Director: Huang Hui-chen
This documentary is an attempt on the part of director Huang Hui-chen to understand her mother, a lesbian Taoist priestess who had often been absent during Huang’s childhood. Based on intimate conversations between mother and daughter, the film won the best-documentary award at this year’s Berlin Film Festival.
“By the Time It Gets Dark”
Director: Anocha Suwichakornpong
The main character in this drama is a director attempting to make a film about the 1976 Thammasat University massacre, in which Thai government forces and paramilitaries attacked students who were protesting the return to Thailand of former military dictator Thanom Kittikachorn. That central plot line is woven together with the stories of several other characters.
“The Last of Us”
Director: Ala Eddine Slim
Only the fourth film to be submitted by Tunisia (one of which, last year’s “As I Open My Eyes,” was disqualified), “The Last of Us” isn’t actually in a foreign language – in fact, it’s wordless. The film follows a solitary man trying to flee north Africa and make the perilous trip to Europe.

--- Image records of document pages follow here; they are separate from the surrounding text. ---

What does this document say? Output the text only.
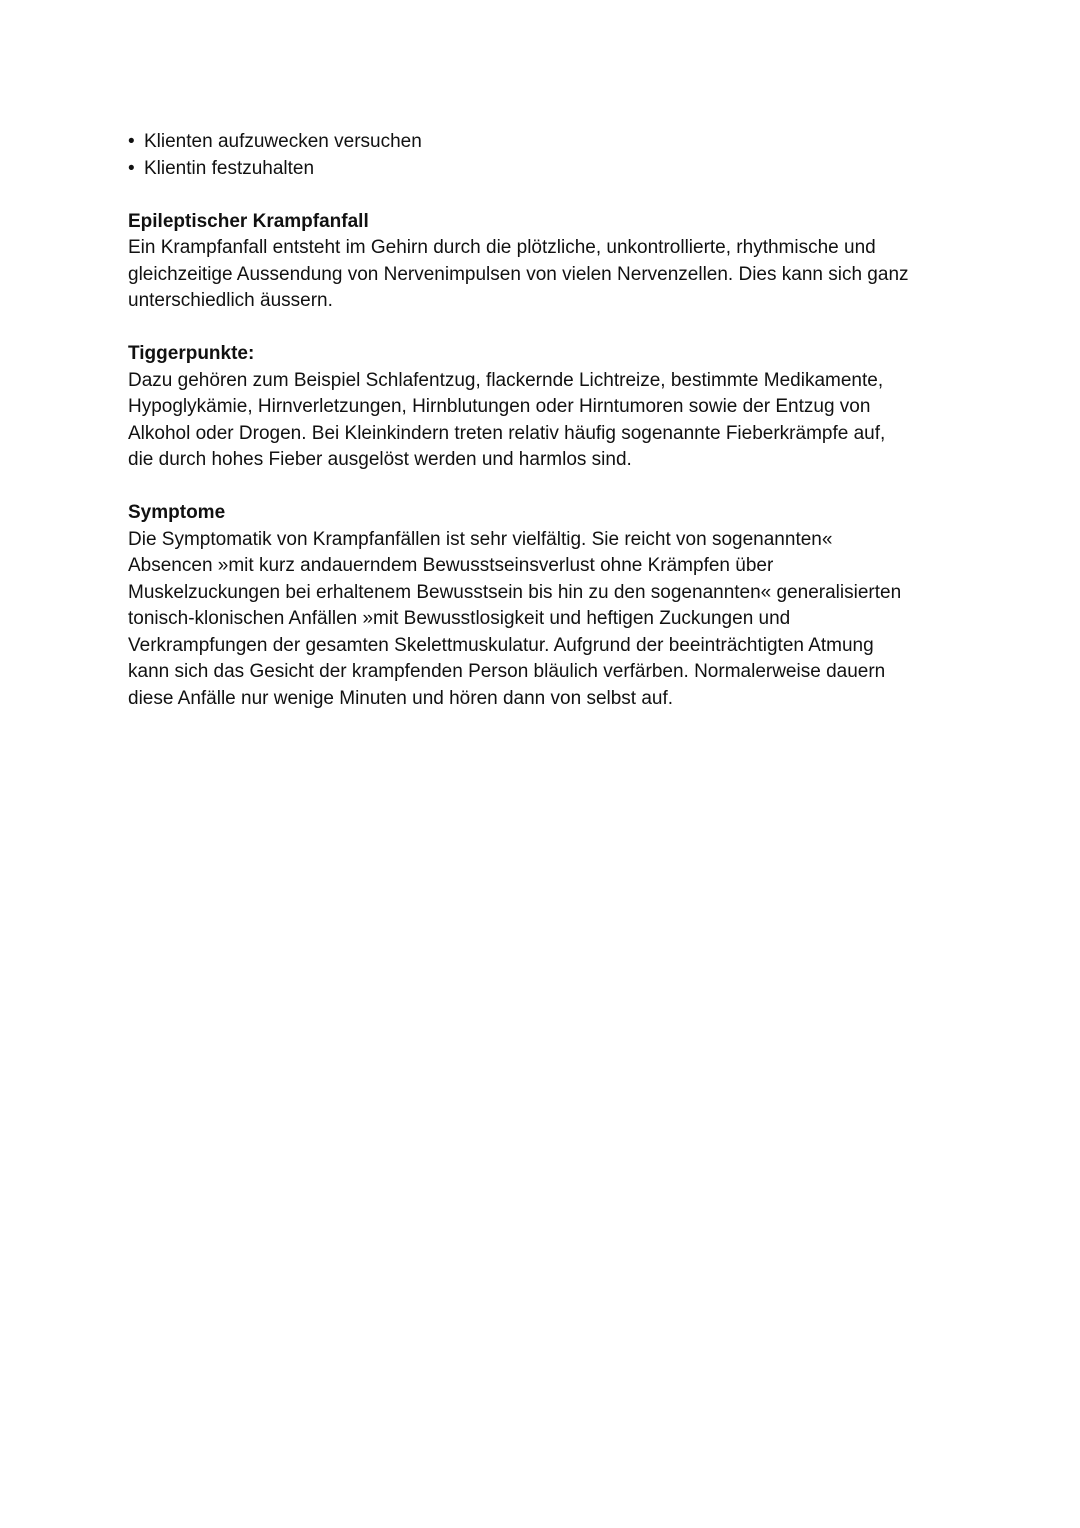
• Klienten aufzuwecken versuchen
• Klientin festzuhalten

Epileptischer Krampfanfall

Ein Krampfanfall entsteht im Gehirn durch die plötzliche, unkontrollierte, rhythmische und
gleichzeitige Aussendung von Nervenimpulsen von vielen Nervenzellen. Dies kann sich ganz
unterschiedlich äussern.

Tiggerpunkte:

Dazu gehören zum Beispiel Schlafentzug, flackernde Lichtreize, bestimmte Medikamente,
Hypoglykämie, Hirnverletzungen, Hirnblutungen oder Hirntumoren sowie der Entzug von
Alkohol oder Drogen. Bei Kleinkindern treten relativ häufig sogenannte Fieberkrämpfe auf,
die durch hohes Fieber ausgelöst werden und harmlos sind.

Symptome

Die Symptomatik von Krampfanfällen ist sehr vielfältig. Sie reicht von sogenannten«
Absencen »mit kurz andauerndem Bewusstseinsverlust ohne Krämpfen über
Muskelzuckungen bei erhaltenem Bewusstsein bis hin zu den sogenannten« generalisierten
tonisch-klonischen Anfällen »mit Bewusstlosigkeit und heftigen Zuckungen und
Verkrampfungen der gesamten Skelettmuskulatur. Aufgrund der beeinträchtigten Atmung
kann sich das Gesicht der krampfenden Person bläulich verfärben. Normalerweise dauern
diese Anfälle nur wenige Minuten und hören dann von selbst auf.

“Ayla: The Daughter of War”
Director: Can Ulkay
Set during the Korean War, Ulkay’s drama focuses on a Turkish sergeant who finds an orphaned young girl and shelters her on his army base until the war ends.
Trailer (no subtitles)
Director: Valentyn Vasyanovych
Director Vasyanovych was the cinematographer on the acclaimed 2014 film “The Tribe,” and he also served as cameraman on this drama about a wedding photographer in a crushing midlife crisis. The entire film was reportedly improvised, with the director and his two stars, Kateryna Molchanova and Konstantin Mohnach, the only ones on set.
Trailer (no dialogue)
“My Pure Land”
Director: Sarmad Masud
A year after submitting “Under the Shadow,” which was set in Iran and made by an Iranian-born director based in England, the UK has submitted a film set in Pakistan from a Nottingham-based director. “My Pure Land” tells the true story of a Pakistani mother who must defend her land from the 200 mercenaries sent by her uncle to take it from her.

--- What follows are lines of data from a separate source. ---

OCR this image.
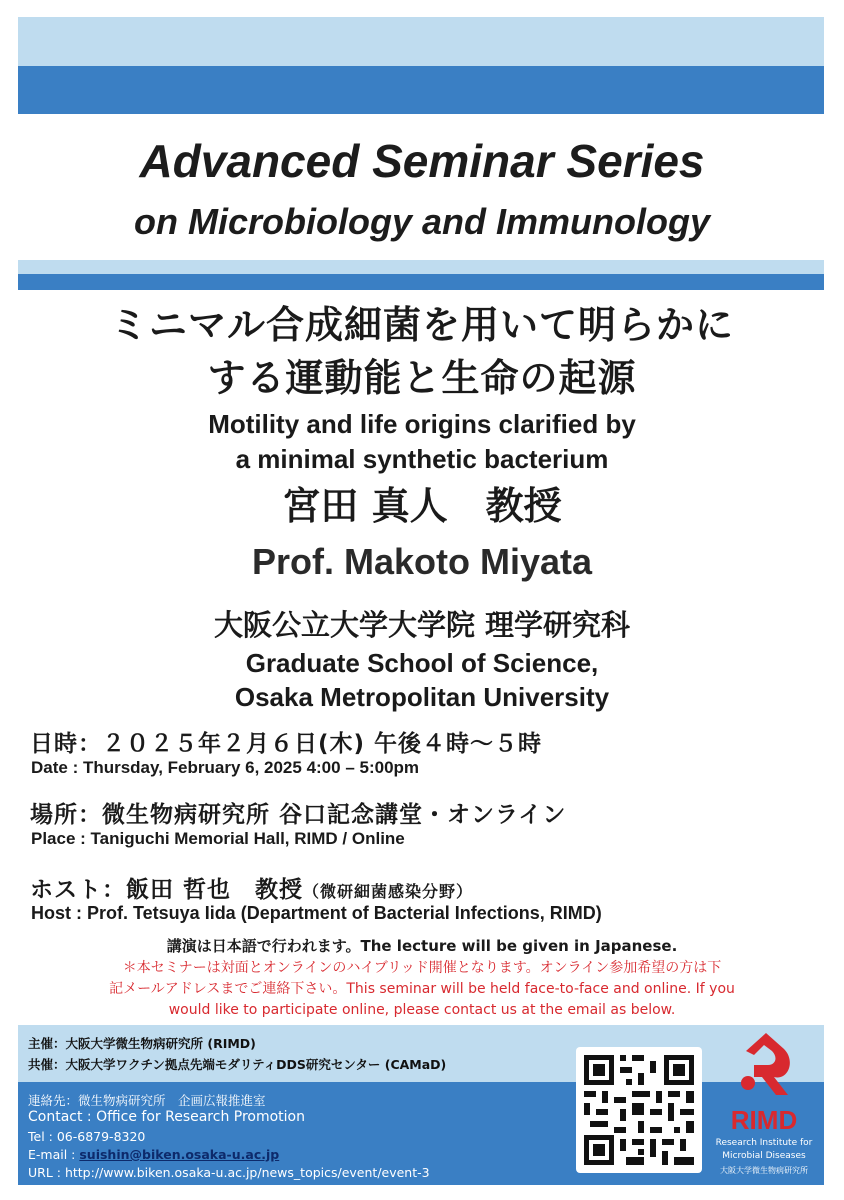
Advanced Seminar Series
on Microbiology and Immunology
ミニマル合成細菌を用いて明らかに
する運動能と生命の起源
Motility and life origins clarified by
a minimal synthetic bacterium
宮田 真人　教授
Prof. Makoto Miyata
大阪公立大学大学院 理学研究科
Graduate School of Science,
Osaka Metropolitan University
日時：２０２５年２月６日(木) 午後４時～５時
Date : Thursday, February 6, 2025 4:00 – 5:00pm
場所：微生物病研究所 谷口記念講堂・オンライン
Place : Taniguchi Memorial Hall, RIMD / Online
ホスト：飯田 哲也　教授（微研細菌感染分野）
Host : Prof. Tetsuya Iida (Department of Bacterial Infections, RIMD)
講演は日本語で行われます。The lecture will be given in Japanese.
＊本セミナーは対面とオンラインのハイブリッド開催となります。オンライン参加希望の方は下
記メールアドレスまでご連絡下さい。This seminar will be held face-to-face and online. If you
would like to participate online, please contact us at the email as below.
主催：大阪大学微生物病研究所 (RIMD)
共催：大阪大学ワクチン拠点先端モダリティDDS研究センター (CAMaD)
連絡先：微生物病研究所　企画広報推進室
Contact : Office for Research Promotion
Tel : 06-6879-8320
E-mail : suishin@biken.osaka-u.ac.jp
URL : http://www.biken.osaka-u.ac.jp/news_topics/event/event-3
RIMD
Research Institute for
Microbial Diseases
大阪大学微生物病研究所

“Another Story of the World”
Director: Guillermo Casanova
Casanova’s comedy is set in a small Uruguayan town, where two men try to wrest control from a meddling mailman and a military officer.
Trailer (no subtitles)
Director: Ignacio Castillo Cottin
Another entry based on a true story, “El Inca” deals with professional boxer Edwin Valero, an undefeated Venezuelan champion who won every single fight by knockout. His career ended when he was arrested on suspicion of killing his wife.
“Father and Son”
Director: Luong Dinh Dung
“Father and Son” is adapted by director Luong Dinh Dung from his own 1995 novel. The central character is a young boy who becomes ill, and whose father, a fisherman, takes his son on a last trip around the country before his death.